From: Substrate selectivity of the human RNA m5C methyltransferase NSUN2
a, Cryo-EM data processing workflow with a representative micrograph and 2D classes provided. Final map density is colored by domain (NTD: blue, MTD: purple, CTD1: light green, CTD2: dark green, RNA: orange, SAH: pink). b-g, Comparison of the “Conformation 1” (left) and “Conformation 2” (right) reconstructions.
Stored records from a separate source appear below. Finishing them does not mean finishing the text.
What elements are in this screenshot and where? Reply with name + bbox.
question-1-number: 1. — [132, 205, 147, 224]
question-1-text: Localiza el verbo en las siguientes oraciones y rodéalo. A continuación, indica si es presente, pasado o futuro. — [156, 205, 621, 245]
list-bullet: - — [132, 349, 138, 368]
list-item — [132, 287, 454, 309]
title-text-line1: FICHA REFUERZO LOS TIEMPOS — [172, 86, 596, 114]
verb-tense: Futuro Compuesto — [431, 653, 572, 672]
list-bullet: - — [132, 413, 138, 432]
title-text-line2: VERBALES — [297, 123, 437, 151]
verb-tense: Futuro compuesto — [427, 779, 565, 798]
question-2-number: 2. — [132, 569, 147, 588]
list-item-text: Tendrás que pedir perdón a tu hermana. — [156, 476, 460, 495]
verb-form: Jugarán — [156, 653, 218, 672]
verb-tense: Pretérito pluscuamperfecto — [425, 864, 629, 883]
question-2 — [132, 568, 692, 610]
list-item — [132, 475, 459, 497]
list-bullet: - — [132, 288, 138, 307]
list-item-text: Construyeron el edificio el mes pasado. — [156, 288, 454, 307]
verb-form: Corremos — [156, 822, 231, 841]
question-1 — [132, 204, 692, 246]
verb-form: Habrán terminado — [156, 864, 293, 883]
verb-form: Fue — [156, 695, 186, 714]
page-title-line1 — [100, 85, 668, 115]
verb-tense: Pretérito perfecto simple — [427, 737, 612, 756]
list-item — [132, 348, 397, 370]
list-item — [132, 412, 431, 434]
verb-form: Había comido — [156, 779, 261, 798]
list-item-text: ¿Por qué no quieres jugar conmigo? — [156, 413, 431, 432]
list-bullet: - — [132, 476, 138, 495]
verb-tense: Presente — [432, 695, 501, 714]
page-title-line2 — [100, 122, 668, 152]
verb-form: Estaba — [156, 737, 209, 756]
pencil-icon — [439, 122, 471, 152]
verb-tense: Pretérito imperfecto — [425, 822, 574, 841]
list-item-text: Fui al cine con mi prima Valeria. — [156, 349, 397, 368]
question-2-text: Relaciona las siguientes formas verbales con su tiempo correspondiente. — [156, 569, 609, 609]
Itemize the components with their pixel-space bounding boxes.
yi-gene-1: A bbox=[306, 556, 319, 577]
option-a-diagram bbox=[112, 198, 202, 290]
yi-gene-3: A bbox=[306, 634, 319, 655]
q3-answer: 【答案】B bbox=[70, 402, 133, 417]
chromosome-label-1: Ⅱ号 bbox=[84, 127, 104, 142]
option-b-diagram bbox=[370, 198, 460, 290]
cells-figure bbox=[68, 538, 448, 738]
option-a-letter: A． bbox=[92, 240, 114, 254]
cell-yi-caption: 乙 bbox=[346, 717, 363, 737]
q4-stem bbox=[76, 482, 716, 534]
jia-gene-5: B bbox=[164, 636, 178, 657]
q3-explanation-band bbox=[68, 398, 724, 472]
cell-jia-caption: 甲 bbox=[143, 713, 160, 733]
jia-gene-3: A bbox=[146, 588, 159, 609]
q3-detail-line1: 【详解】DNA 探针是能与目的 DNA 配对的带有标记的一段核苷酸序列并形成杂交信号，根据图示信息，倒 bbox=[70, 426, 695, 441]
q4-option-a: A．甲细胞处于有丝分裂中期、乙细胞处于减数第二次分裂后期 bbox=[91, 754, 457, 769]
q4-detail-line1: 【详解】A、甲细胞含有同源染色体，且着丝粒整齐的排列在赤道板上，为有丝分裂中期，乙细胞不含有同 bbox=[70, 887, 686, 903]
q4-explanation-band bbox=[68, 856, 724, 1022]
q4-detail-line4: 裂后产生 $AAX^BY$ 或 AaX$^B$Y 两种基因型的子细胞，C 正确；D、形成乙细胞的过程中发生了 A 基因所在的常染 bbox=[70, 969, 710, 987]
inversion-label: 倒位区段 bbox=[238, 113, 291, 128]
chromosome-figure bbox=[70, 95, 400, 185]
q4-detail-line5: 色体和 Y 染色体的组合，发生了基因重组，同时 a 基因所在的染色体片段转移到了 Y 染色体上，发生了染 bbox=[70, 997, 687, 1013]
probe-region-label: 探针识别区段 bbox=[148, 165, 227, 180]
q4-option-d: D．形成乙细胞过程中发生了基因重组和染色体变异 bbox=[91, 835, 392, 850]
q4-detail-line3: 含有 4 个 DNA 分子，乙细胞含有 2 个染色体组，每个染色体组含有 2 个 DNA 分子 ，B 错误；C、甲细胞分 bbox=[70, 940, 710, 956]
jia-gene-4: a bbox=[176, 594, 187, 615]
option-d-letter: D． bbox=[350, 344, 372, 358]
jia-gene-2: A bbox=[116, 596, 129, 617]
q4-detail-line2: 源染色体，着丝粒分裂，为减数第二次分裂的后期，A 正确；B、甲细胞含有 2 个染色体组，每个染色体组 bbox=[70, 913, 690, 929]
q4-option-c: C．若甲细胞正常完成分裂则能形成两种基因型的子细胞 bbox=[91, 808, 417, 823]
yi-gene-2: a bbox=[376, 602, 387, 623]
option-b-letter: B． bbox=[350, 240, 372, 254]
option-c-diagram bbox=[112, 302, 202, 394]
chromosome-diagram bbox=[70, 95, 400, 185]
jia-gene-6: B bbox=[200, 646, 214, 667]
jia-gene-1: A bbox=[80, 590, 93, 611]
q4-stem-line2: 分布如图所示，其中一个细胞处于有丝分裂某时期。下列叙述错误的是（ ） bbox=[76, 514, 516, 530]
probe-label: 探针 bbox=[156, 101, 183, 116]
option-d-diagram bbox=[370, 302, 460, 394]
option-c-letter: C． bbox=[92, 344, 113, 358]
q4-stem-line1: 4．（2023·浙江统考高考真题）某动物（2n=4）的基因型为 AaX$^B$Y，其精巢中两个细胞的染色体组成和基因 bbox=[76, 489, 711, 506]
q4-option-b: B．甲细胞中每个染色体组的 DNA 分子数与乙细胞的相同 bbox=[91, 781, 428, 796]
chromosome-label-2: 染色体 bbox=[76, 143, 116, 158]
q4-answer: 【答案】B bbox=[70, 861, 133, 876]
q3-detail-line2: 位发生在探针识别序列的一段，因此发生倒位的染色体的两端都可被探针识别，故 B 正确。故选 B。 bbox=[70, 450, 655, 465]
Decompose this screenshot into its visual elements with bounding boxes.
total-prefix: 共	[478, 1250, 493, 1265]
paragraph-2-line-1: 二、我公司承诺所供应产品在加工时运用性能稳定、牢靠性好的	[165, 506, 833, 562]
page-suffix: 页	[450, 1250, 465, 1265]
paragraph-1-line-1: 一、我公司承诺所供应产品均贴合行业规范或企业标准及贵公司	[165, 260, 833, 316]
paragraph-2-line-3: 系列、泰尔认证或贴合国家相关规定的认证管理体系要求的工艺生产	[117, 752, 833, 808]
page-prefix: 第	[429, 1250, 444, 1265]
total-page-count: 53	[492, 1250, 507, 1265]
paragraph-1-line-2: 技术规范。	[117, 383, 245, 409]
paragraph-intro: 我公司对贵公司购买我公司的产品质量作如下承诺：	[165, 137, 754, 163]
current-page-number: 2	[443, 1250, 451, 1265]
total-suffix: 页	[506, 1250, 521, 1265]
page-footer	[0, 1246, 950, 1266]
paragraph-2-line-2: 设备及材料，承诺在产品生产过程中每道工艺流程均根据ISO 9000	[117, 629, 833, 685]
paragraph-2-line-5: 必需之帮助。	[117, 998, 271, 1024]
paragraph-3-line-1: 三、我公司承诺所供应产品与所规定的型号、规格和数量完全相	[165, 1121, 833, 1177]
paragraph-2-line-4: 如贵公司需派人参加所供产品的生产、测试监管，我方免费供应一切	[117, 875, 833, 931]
Unsharpened cryo-EM maps of protein-RNA complexes (top) or protein and RNA map segments (bottom) colored by local resolution (b), gold standard FSC curves with 0.5 and 0.143 thresholds (top) and conical FSC curves with relative distribution frequencies (bottom) (c), relative signal amounts by viewing direction in a 2D heatmap (top) and 3D projections (bottom) (d), molecular models for each reconstruction (e), and Q-scores calculated per protein (f) and RNA (g) residue. For models, protein is shown in cartoon representation and colored by domain, with RNA as orange ribbons and the SAH cofactor as pink sticks. Sigma (σ) denotes the threshold level in standard deviations from the mean. h-i, Secondary structure diagrams of the Acceptor- T-arm junction in tRNALysCTT (h), tRNALysTTT (i) conformations when complexed with NSUN2. Target cytosines are highlighted in yellow. j, Proposed secondary structure diagram of the Acceptor- T-arm junction in tRNALysTTT(A50C) when complexed with NSUN2. Target cytosines are highlighted in yellow.